聴覚疲労は身体やメンタルの不調の原因になります。騒音などによる長期的な聴覚疲労のケースでは、難聴を引き起こす恐れもあります。ヘッドフォン難聴という言葉を聞いたことがある方も多いと思いますけど、スマートフォンなどで大きな音を聴き続けることで、音響性難聴になってしまうのですね。WHOからも全世界で11億人の若者世代(12~35歳)に難聴になる危険性が指摘されていますから、眼精疲労も深刻ですけど、聴覚疲労についても問題になっている訳です。

最後に見た『12日の殺人』がフランス映画でよかったと、つくづく思いました。オープニングでトラックを競技用自転車で走るシーンがあるのですけど、タイヤが路面を捉える音だけが淡々と聞こえてくる。ああ、これくらいが丁度いいと思いましたからね。
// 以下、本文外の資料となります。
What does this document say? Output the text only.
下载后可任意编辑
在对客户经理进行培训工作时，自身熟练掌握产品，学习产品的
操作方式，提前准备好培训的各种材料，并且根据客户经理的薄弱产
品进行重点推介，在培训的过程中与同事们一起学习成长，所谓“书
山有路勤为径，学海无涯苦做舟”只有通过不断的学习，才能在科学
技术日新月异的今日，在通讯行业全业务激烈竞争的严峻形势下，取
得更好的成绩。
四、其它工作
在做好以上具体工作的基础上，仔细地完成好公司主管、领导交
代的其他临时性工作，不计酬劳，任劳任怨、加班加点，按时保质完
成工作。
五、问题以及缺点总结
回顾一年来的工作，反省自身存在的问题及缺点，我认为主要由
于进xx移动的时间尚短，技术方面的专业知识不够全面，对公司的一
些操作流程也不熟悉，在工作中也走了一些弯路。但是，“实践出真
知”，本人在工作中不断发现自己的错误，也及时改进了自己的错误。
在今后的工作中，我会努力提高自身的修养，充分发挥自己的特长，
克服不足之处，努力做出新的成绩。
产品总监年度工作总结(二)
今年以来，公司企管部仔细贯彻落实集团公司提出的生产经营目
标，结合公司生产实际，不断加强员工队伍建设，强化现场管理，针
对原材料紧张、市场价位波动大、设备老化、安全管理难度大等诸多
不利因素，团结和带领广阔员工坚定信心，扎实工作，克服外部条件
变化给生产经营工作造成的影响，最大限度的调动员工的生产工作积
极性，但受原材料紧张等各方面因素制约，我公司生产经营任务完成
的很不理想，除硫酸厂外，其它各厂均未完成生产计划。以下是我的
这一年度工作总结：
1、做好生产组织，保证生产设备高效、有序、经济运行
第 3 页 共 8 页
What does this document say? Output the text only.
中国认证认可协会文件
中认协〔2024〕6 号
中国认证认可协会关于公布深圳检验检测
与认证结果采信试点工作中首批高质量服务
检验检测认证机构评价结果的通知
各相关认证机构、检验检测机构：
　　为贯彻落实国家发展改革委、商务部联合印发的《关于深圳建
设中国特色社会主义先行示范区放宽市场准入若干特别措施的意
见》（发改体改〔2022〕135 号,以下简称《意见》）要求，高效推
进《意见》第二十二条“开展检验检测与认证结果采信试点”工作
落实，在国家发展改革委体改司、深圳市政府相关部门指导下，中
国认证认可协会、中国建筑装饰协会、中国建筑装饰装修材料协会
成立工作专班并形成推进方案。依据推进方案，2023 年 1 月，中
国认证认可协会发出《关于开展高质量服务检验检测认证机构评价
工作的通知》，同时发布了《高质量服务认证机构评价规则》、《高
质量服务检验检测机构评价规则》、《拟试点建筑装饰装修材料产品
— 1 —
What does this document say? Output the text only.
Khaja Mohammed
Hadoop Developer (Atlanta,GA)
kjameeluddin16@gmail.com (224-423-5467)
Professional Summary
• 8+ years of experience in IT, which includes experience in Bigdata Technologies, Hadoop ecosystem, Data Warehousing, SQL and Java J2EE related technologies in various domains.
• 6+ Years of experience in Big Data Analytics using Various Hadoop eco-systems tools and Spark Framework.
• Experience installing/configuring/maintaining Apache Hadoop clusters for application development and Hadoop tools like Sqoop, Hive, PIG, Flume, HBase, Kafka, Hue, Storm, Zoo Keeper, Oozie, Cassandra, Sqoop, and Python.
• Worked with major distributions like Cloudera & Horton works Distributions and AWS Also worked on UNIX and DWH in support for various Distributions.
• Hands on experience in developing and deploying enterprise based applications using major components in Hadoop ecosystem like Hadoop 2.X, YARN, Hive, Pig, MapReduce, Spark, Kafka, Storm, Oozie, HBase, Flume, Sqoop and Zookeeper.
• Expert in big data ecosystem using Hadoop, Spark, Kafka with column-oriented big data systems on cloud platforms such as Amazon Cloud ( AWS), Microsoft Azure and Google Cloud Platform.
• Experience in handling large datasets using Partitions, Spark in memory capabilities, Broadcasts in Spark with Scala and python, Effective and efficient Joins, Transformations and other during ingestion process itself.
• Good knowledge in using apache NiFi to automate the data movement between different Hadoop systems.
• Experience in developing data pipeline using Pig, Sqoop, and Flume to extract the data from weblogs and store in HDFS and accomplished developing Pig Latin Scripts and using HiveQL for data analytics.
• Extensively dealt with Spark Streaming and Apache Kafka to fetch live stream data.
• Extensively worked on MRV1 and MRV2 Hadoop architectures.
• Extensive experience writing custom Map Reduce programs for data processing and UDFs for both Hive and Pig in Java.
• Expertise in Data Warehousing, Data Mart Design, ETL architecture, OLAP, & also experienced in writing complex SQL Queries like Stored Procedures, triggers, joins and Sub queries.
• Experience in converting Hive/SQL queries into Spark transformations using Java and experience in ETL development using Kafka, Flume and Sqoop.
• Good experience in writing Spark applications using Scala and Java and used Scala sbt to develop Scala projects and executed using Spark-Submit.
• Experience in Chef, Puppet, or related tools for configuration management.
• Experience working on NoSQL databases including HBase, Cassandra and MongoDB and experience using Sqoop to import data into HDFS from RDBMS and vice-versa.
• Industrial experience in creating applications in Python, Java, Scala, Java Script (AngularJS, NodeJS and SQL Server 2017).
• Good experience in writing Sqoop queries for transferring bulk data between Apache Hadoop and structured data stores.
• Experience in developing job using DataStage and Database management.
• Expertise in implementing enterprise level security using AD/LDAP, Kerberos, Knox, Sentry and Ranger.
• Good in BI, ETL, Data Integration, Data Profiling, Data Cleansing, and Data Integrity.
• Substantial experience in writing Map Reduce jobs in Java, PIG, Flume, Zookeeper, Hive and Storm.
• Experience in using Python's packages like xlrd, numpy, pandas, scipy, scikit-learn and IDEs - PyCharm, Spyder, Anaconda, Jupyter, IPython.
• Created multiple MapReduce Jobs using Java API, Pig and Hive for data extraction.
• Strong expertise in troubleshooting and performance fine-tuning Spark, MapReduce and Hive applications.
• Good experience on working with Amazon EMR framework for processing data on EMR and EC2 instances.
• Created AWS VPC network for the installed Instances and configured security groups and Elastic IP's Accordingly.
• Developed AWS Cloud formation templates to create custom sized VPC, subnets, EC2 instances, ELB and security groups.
精神科医としては、アテンション・スパンの低下で危惧していることがあります。集中している時というのは、実はリラックスしていることが分かっているのですけど(つまり、8~13Hzの脳波(α波)を出している状態)集中できないということは、脳がリラックスできていないということになるからです。必然的にメンタル疾患になる可能性は高まります。

では、どうしたらいいのか?

スマホの使用時間を短くするとか、いろいろなことが言われていますけど、私は自然音を聞きながらぼーっとすることをお勧めしています。言ってみたら「聴く瞑想」ですね。雨の音、風の音、鳥が鳴く音、そういう自然音を聴くことだけに集中する時間を作ること。試してみてくださいね。それから、間違っても映画を3本なんて見ちゃいけません。